I am trying to learn how to classify satellite imagery in the form of tiles/patches (e.g. up to 64x64 pixels). I have trained a preliminary model and can use it to predict image patches that I manually created. Do you have any suggestion on the best way to split/slice/crop a large image into tiles, for inferencing (in batches?). I tried to look at Torch Vision’s “transforms”, but did not manage to find a suitable thing/function/library to use…
So I’m running into a similar problem for an image segmentation task where the images are really large, way too large to fit into GPU memory.

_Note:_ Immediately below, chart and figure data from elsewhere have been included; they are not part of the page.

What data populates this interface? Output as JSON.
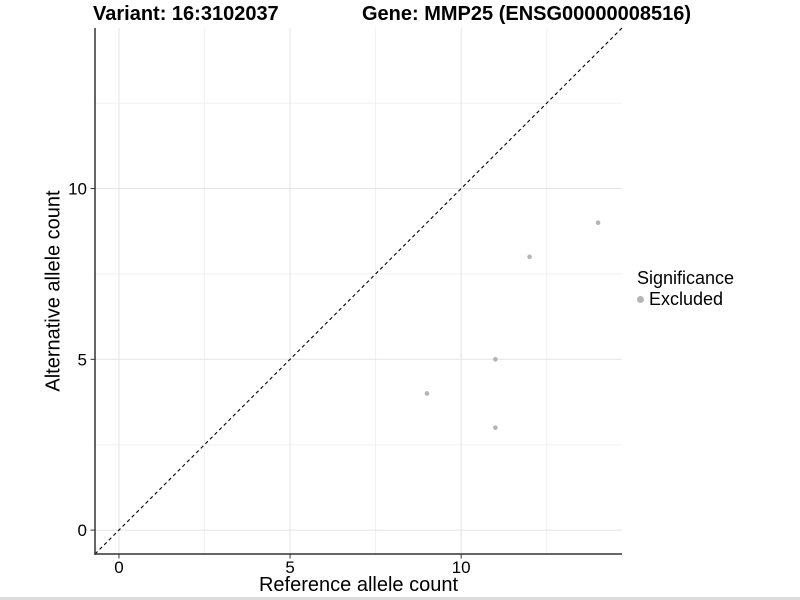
{
  "header": {
    "title_variant": "Variant: 16:3102037",
    "title_gene": "Gene: MMP25 (ENSG00000008516)"
  },
  "axes": {
    "x_label": "Reference allele count",
    "y_label": "Alternative allele count"
  },
  "legend": {
    "title": "Significance",
    "items": [
      {
        "label": "Excluded",
        "color": "#b5b5b5"
      }
    ]
  },
  "chart_data": {
    "type": "scatter",
    "title": "Variant: 16:3102037  |  Gene: MMP25 (ENSG00000008516)",
    "xlabel": "Reference allele count",
    "ylabel": "Alternative allele count",
    "xlim": [
      -0.7,
      14.7
    ],
    "ylim": [
      -0.7,
      14.7
    ],
    "x_major_ticks": [
      0,
      5,
      10
    ],
    "y_major_ticks": [
      0,
      5,
      10
    ],
    "x_minor_ticks": [
      2.5,
      7.5,
      12.5
    ],
    "y_minor_ticks": [
      2.5,
      7.5,
      12.5
    ],
    "grid": "major+minor",
    "legend_position": "right",
    "series": [
      {
        "name": "Excluded",
        "color": "#b5b5b5",
        "points": [
          {
            "x": 9,
            "y": 4
          },
          {
            "x": 11,
            "y": 3
          },
          {
            "x": 11,
            "y": 5
          },
          {
            "x": 12,
            "y": 8
          },
          {
            "x": 14,
            "y": 9
          }
        ]
      }
    ],
    "reference_line": {
      "type": "identity",
      "style": "dashed",
      "color": "#000000"
    }
  },
  "colors": {
    "point": "#b5b5b5",
    "axis_line": "#333333",
    "tick_label": "#000000",
    "grid_major": "#e4e4e4",
    "grid_minor": "#f0f0f0",
    "background": "#ffffff"
  }
}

Could you point me to some example code where an image is split into patches and then repatched together to reproduce the original?
I’ve tried using unfold but I’m not really familiar with PyTorch tensors so I’m struggling to get it working properly.
Open the whole image with gdal.open() and stack the individual bands to a numpy array.
Then extract the image extents with gdal and use them to calculate the sliding window extents(pixel coordinates) you´ll need according to your wanted window size
Then use numpy array selection to get the individual windows and save them to a numpy list … done!
A prerequisite for this method is, that your available RAM is a few times larger than your image (although this can be optimized of course).
I managed to get it working using torch.Tensor.unfold (https://pytorch.org/docs/stable/tensors.html#torch.Tensor.unfold) in the end which seems much simpler: patches = img.data.unfold(0, 3, 3).unfold(1, 224, 224).unfold(3, 2224, 224) - This takes the image and gives a set of 224 * 224 patches. The only thing I am stuck with now is how to use the patches to reconstruct the image.